Beaucoup plus souvent qu’au Salon, c’est à travers les rues de Paris, et principalement dans le vieux faubourg Saint-Antoine, dans le quartier du Marais, riches en méandres, dans les rues étranglées et les tortilles de la montagne Saint-Geneviève, où le ciel serpente comme un lézard, que j’ai senti, pour avoir entendu sortir de quelque porte cochère au heurtoir soigneusement ouvragé par une main dont il ne reste plus que des os aussi délicats que son travail, le bruit d’un marteau sur la pierre ou sur le bois, tout ce que peut signifier d’émouvant l’expression d’art vivant. J’ai respiré dans l’ombre des cours l’odeur du vieux cuir et du bois fraîchement taillé. J’ai vu s’installer sur le trottoir l’établi et les outils, comme autrefois. Tout cela, ces bruits, ces odeurs, ce bric-à-brac qui déborde jusque sur la chaussée, c’est le charme obscur, le charme profond du travail de Paris. C’est la rue de Prague et ses brocheurs, la rue Portefoin et ses bimbelotiers, la rue des Archives et ses doreurs, la rue des Fontaines-du-Temple et ses gainiers, la rue Pastourelle et ses lunetiers, héritiers directs de ceux qui fabriquaient les selles, les harnais, forgeaient la lance et le javelot, peignaient ou sculptaient des « images » ; ce sont les descendants des artisans du Grand-Pont, domaine des écrivains et des parcheminiers, des enlumineurs et des orfèvres dont le grand saint Éloi était le patron. Le temps qui a de l’expérience, qui accorde et qui accomplit, n’a pas bougé, n’a pas bronché pour eux. Les outils sont restés presque tous les mêmes, comme les hommes, ces hommes-là par qui la Tradition profonde se continue.

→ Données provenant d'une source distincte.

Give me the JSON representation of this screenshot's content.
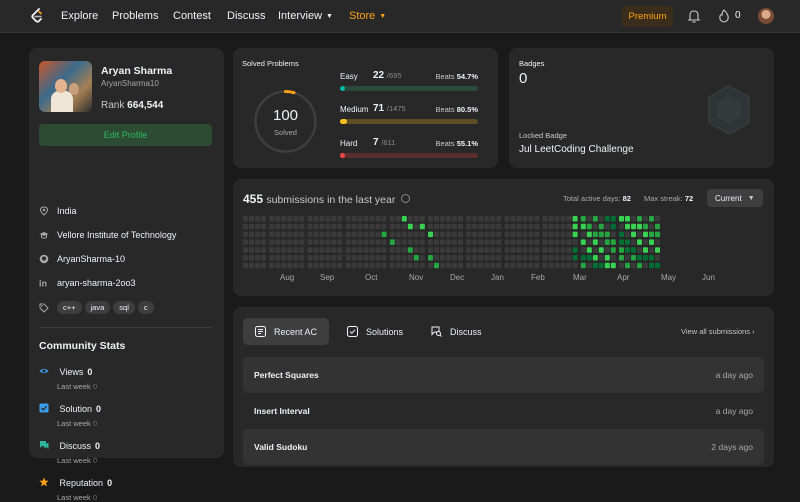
{
  "nav": {
    "items": [
      {
        "label": "Explore"
      },
      {
        "label": "Problems"
      },
      {
        "label": "Contest"
      },
      {
        "label": "Discuss"
      },
      {
        "label": "Interview"
      },
      {
        "label": "Store"
      }
    ],
    "premium_label": "Premium",
    "streak_count": "0",
    "colors": {
      "accent": "#ffa116",
      "background": "#282828"
    }
  },
  "profile": {
    "name": "Aryan Sharma",
    "handle": "AryanSharma10",
    "rank_label": "Rank",
    "rank_value": "664,544",
    "edit_label": "Edit Profile",
    "location": "India",
    "school": "Vellore Institute of Technology",
    "github": "AryanSharma-10",
    "linkedin": "aryan-sharma-2oo3",
    "skills": [
      "c++",
      "java",
      "sql",
      "c"
    ]
  },
  "community": {
    "title": "Community Stats",
    "stats": [
      {
        "label": "Views",
        "value": "0",
        "last_week_label": "Last week",
        "last_week_value": "0",
        "icon": "eye-icon",
        "color": "#3b9ded"
      },
      {
        "label": "Solution",
        "value": "0",
        "last_week_label": "Last week",
        "last_week_value": "0",
        "icon": "check-square-icon",
        "color": "#3b9ded"
      },
      {
        "label": "Discuss",
        "value": "0",
        "last_week_label": "Last week",
        "last_week_value": "0",
        "icon": "chat-icon",
        "color": "#2fb59c"
      },
      {
        "label": "Reputation",
        "value": "0",
        "last_week_label": "Last week",
        "last_week_value": "0",
        "icon": "star-icon",
        "color": "#ffa116"
      }
    ]
  },
  "solved": {
    "title": "Solved Problems",
    "total": "100",
    "total_label": "Solved",
    "difficulties": [
      {
        "label": "Easy",
        "count": "22",
        "total": "/695",
        "beats_label": "Beats",
        "beats": "54.7%",
        "fraction": 0.032,
        "color": "#00b8a3",
        "track": "#2a4a3a"
      },
      {
        "label": "Medium",
        "count": "71",
        "total": "/1475",
        "beats_label": "Beats",
        "beats": "80.5%",
        "fraction": 0.048,
        "color": "#ffc01e",
        "track": "#5e4e23"
      },
      {
        "label": "Hard",
        "count": "7",
        "total": "/611",
        "beats_label": "Beats",
        "beats": "55.1%",
        "fraction": 0.011,
        "color": "#ef4743",
        "track": "#5a2e2e"
      }
    ]
  },
  "badges": {
    "title": "Badges",
    "count": "0",
    "locked_label": "Locked Badge",
    "locked_name": "Jul LeetCoding Challenge"
  },
  "heatmap": {
    "count": "455",
    "text": "submissions in the last year",
    "active_days_label": "Total active days:",
    "active_days": "82",
    "max_streak_label": "Max streak:",
    "max_streak": "72",
    "range_label": "Current",
    "months": [
      "Aug",
      "Sep",
      "Oct",
      "Nov",
      "Dec",
      "Jan",
      "Feb",
      "Mar",
      "Apr",
      "May",
      "Jun"
    ]
  },
  "recent": {
    "tabs": [
      {
        "label": "Recent AC",
        "icon": "list-icon"
      },
      {
        "label": "Solutions",
        "icon": "check-square-icon"
      },
      {
        "label": "Discuss",
        "icon": "chat-search-icon"
      }
    ],
    "view_all": "View all submissions",
    "items": [
      {
        "title": "Perfect Squares",
        "ago": "a day ago"
      },
      {
        "title": "Insert Interval",
        "ago": "a day ago"
      },
      {
        "title": "Valid Sudoku",
        "ago": "2 days ago"
      }
    ]
  }
}
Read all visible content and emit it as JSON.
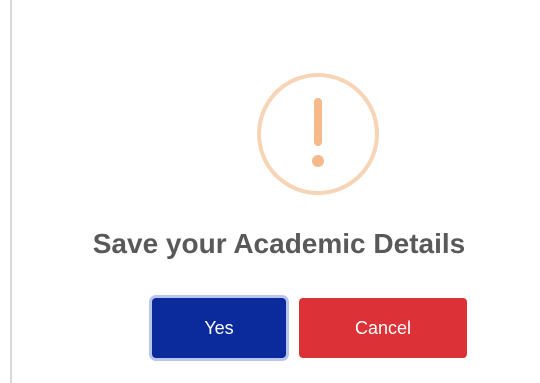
{
  "dialog": {
    "icon": "warning-exclamation-icon",
    "title": "Save your Academic Details",
    "buttons": {
      "confirm_label": "Yes",
      "cancel_label": "Cancel"
    }
  },
  "colors": {
    "icon_ring": "#f8d4b6",
    "icon_mark": "#f6b98b",
    "title_text": "#595959",
    "confirm_button": "#0b2a9c",
    "cancel_button": "#dc3137"
  }
}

Obstiné, fidèle, souterrain, le monde de l’artisanat, avec sa conscience professionnelle inaltérable, n’a jamais abandonné la besogne. Voici que l’on s’avise de l’encourager. C’est fort bien. Mais en avait-il vraiment besoin ? Parmi les artisans, l’on s’avise encore de distinguer entre ceux qui sont de l’art et les pauvres qui n’en sont pas. Était-ce vraiment indispensable ? L’artisan, chez nous, est d’art – comme il respire. Il n’a guère partagé nos erreurs et pas davantage participé à nos désordres. Son travail est celui de la modestie dans la grandeur. Il est un des tuteurs du redressement de la vie française.

ENCYCLOPÉDIES

Je ne sais si les hommes de notre temps se rendent un compte exact des facilités qui leur sont données pour s’instruire et même « se cultiver ».